SHANGHAI (AdAgeChina.com) -- Two of China's leading media companies, traditional TV broadcaster CCTV and search engine giant Baidu, are ambitiously expanding in China's online video market, one of the most competitive areas in that country's internet industry.
China had 338 million internet users in June 2009, according to the China Internet Network Information Center (CNNIC), making it the world's largest internet market. The country has about 222 million online video viewers, a population expected to grow by 20% to 30% in the coming years.
Baidu sees demand for high-quality video
China already has several prominent online video-sharing sites like Youku.com and Tudou.com. Like Google's YouTube service, which is blocked in China, those sites launched primarily with user-generated clips.
The new players, however, are focused on licensed content and therefore will operate more like Hulu, a U.S.. site owned by NBC Universal, Fox Entertainment Group, ABC, and Providence Equity Partners that offers commercial-supported streaming video of TV shows and movies from major networks and studios.
"As China's internet industry evolves, we have seen increasing demand for high-quality video content on our search platform," said Ren Xuyang, Baidu's VP, marketing and business development.
Baidu has set up an independent company to work with content providers to provide ad-supported copyrighted video content including movies, TV series, sporting events and animation.
The company, as yet unnamed, will be run by CEO Gong Yu, formerly president and chief operating officer of China Mobile's 12580 business. Before that, he was chief operating officer of Sohu.com, one of China's top portals.
CCTV forms alliance with AdChina
The state-run broadcaster China Central Television (CCTV), meanwhile, has formed a partnership with AdChina, a Chinese integrated digital media platform, to develop a national internet TV station.
A joint venture launched by those two companies at the end of last month, China Network Television (CNTV) broadcasts Chinese-language content including news, sports, entertainment and podcasts on multiple digital platforms at www.cntv.cn.
This year, CNTV plans to launch more channels with content such as financial news, films, TV drama series, documentaries, weather, education, travel, and music. CNTV will also use shows airing in real time from CCTV and other TV channels, and air content in other languages.

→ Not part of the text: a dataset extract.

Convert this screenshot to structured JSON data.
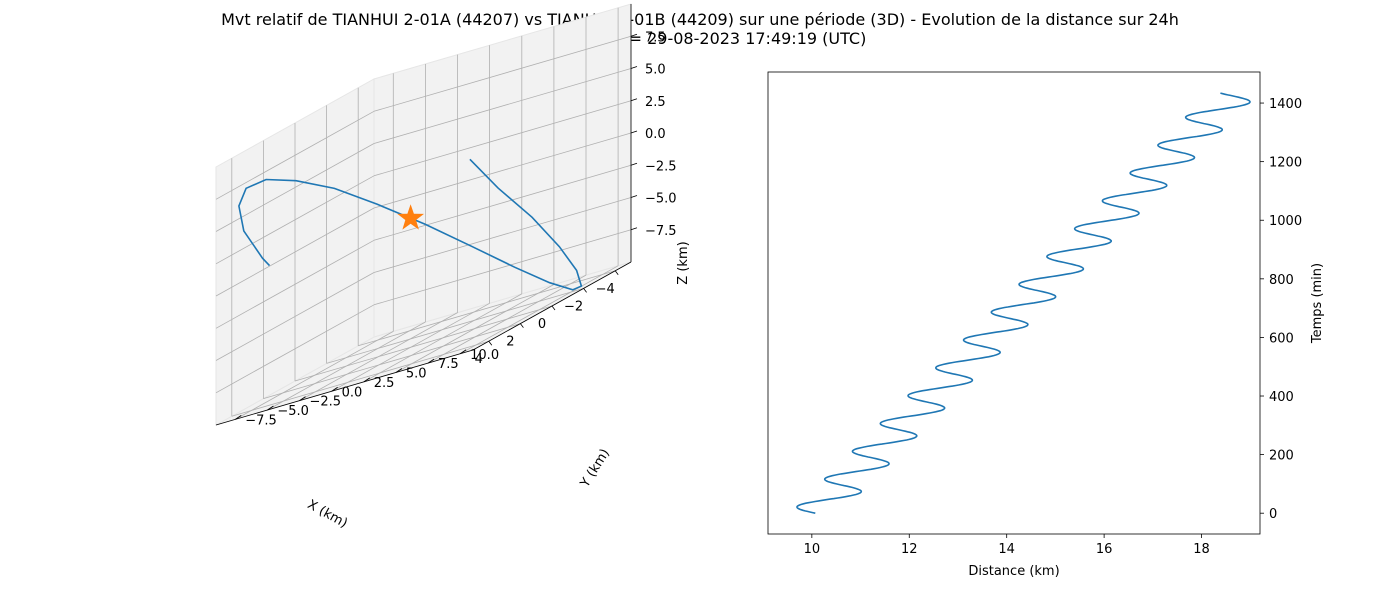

CNTV is not an online-video sharing site like many leading web TV platforms in China. The content is largely pulled from CCTV's massive video resources.
According to CCTV, the joint venture will also establish online video ad guidelines and standards. This month, CNTV launched the CNTV-AdChina Online Video Ad Lab to develop innovative ad formats, audience segmentation and ad targeting and optimization technologies.
CNTV will develop a brand tracking system to allow advertisers and agencies to measure the online video ads' impact on brand metrics on CNTV and in the industry. CNTV is licensing AdChina's AdManager as its ad serving, tracking, and brand measurement platform.
China's established video-sharing sites are also moving towards offering licensed content and taking steps to weed out pirated content. Last month, for instance, Youku.com raised $40 million in part to develop and acquire professional content.